Points forts de l’étude
- Évaluation des risques à long terme : Cette étude est la première à évaluer les risques à long terme de dysfonction cardiaque chez les survivantes du cancer du sein dans un contexte réel, comblant ainsi une lacune importante dans ce domaine.
- Identification des facteurs de risque : L’étude a identifié des facteurs de risque significatifs tels que la race noire non hispanique, l’exposition aux anthracyclines, l’utilisation de SERMs et l’hypertension préexistante au cancer.

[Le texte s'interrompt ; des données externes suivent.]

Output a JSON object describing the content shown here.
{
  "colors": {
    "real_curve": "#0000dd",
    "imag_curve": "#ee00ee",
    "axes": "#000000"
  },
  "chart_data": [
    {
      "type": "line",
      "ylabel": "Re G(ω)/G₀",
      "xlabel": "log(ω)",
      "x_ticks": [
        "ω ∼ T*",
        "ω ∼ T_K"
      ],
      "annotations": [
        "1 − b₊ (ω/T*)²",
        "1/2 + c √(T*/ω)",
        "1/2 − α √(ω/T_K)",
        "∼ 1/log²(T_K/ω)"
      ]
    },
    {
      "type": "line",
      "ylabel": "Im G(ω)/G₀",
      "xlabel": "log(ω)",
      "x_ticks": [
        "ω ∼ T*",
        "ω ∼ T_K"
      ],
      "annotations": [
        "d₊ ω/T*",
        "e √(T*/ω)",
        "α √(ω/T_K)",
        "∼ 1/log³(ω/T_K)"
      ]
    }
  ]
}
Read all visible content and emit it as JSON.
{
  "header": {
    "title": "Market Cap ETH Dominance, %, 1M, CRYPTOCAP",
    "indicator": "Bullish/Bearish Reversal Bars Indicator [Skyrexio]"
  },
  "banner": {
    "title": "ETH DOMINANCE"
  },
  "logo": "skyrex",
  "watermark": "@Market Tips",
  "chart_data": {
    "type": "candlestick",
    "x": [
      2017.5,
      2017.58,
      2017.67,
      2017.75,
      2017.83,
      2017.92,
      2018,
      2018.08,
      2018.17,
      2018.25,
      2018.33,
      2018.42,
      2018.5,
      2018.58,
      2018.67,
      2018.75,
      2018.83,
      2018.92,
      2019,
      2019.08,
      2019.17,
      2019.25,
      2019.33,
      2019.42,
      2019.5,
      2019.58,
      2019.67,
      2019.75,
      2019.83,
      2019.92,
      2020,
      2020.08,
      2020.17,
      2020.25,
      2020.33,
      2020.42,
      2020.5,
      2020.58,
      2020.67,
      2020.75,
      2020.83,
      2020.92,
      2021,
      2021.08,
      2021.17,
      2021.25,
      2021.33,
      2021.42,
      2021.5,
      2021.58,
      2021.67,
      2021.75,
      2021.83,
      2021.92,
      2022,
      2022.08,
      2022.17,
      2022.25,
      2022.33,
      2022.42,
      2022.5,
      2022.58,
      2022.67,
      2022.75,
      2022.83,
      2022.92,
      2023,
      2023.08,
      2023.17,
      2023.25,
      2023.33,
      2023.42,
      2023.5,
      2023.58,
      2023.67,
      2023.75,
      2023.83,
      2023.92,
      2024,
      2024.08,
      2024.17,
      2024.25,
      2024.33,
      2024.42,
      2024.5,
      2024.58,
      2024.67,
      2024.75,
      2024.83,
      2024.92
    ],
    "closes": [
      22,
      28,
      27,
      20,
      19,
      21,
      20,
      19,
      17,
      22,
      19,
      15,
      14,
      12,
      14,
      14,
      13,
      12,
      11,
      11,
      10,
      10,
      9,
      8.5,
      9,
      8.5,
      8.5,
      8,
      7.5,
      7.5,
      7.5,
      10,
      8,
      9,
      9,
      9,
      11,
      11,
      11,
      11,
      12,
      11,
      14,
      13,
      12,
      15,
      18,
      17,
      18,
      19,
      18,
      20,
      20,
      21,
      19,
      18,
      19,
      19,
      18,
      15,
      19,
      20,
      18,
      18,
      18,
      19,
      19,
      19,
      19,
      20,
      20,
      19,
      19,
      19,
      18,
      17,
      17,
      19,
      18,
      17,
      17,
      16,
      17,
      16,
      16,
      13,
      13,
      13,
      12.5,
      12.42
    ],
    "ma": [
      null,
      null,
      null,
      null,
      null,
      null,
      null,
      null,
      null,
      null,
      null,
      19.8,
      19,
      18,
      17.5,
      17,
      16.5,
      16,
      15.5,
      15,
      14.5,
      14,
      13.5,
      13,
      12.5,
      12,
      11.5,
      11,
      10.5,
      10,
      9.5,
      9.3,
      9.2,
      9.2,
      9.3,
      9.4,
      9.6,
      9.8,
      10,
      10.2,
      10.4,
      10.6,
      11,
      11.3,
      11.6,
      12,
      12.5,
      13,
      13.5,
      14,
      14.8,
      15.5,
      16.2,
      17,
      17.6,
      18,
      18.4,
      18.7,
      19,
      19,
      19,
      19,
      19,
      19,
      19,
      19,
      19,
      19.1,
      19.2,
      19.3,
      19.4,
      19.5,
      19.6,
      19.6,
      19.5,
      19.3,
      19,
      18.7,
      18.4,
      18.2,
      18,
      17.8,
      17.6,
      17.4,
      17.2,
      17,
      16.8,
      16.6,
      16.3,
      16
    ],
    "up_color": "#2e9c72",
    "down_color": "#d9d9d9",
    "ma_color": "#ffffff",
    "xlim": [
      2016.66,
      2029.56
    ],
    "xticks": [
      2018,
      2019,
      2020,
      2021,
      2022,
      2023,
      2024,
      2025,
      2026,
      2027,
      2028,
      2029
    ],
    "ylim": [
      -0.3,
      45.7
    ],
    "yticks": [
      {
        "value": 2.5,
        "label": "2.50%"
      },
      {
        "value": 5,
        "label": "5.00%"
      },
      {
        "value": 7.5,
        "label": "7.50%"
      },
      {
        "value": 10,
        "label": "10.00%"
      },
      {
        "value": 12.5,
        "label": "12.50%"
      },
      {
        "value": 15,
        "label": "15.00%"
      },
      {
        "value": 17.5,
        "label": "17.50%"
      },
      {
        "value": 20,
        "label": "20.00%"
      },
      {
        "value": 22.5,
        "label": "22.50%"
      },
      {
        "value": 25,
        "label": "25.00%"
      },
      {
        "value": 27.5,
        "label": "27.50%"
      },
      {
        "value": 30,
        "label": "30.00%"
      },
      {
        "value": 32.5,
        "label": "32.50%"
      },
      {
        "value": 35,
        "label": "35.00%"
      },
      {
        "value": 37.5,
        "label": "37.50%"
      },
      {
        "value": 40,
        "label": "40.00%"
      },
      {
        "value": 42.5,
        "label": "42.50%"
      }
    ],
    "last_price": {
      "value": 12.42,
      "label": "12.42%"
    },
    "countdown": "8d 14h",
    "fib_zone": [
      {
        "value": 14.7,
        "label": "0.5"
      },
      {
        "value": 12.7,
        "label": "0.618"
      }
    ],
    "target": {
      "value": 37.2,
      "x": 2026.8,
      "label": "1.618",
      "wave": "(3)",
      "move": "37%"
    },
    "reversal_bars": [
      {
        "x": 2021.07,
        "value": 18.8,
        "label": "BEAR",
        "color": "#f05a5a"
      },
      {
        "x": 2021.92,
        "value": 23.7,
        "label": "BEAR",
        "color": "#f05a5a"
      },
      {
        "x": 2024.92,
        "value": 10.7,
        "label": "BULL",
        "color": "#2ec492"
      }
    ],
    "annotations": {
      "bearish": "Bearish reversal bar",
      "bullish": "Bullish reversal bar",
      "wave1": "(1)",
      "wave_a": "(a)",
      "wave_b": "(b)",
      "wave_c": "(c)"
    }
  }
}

- Importance de la surveillance précoce : Les résultats suggèrent que la surveillance échocardiographique précoce peut identifier les patientes à haut risque de dysfonction cardiaque, permettant ainsi une intervention précoce.
Signification de l’étude
Les résultats de cette étude ont des implications importantes pour la gestion à long terme des survivantes du cancer du sein. Ils soutiennent la surveillance échocardiographique pendant plusieurs années après un traitement cardiotoxique et soulignent l’importance de la gestion des facteurs de risque cardiovasculaires. De plus, l’étude fournit une base scientifique pour l’élaboration de lignes directrices sur la surveillance de la santé cardiaque chez les survivantes du cancer du sein.
Autres informations utiles
L’étude a également révélé que l’exposition à de faibles doses d’anthracyclines (≤250 mg/m²) seule peut augmenter le risque de dysfonction cardiaque, même en l’absence d’autres expositions thérapeutiques. Cette découverte suggère que même de faibles doses d’anthracyclines nécessitent une surveillance cardiaque à long terme.
Cette étude fournit des bases scientifiques importantes pour la gestion de la santé cardiaque des survivantes du cancer du sein, soulignant l’importance de la surveillance à long terme et de la gestion des facteurs de risque cardiovasculaires.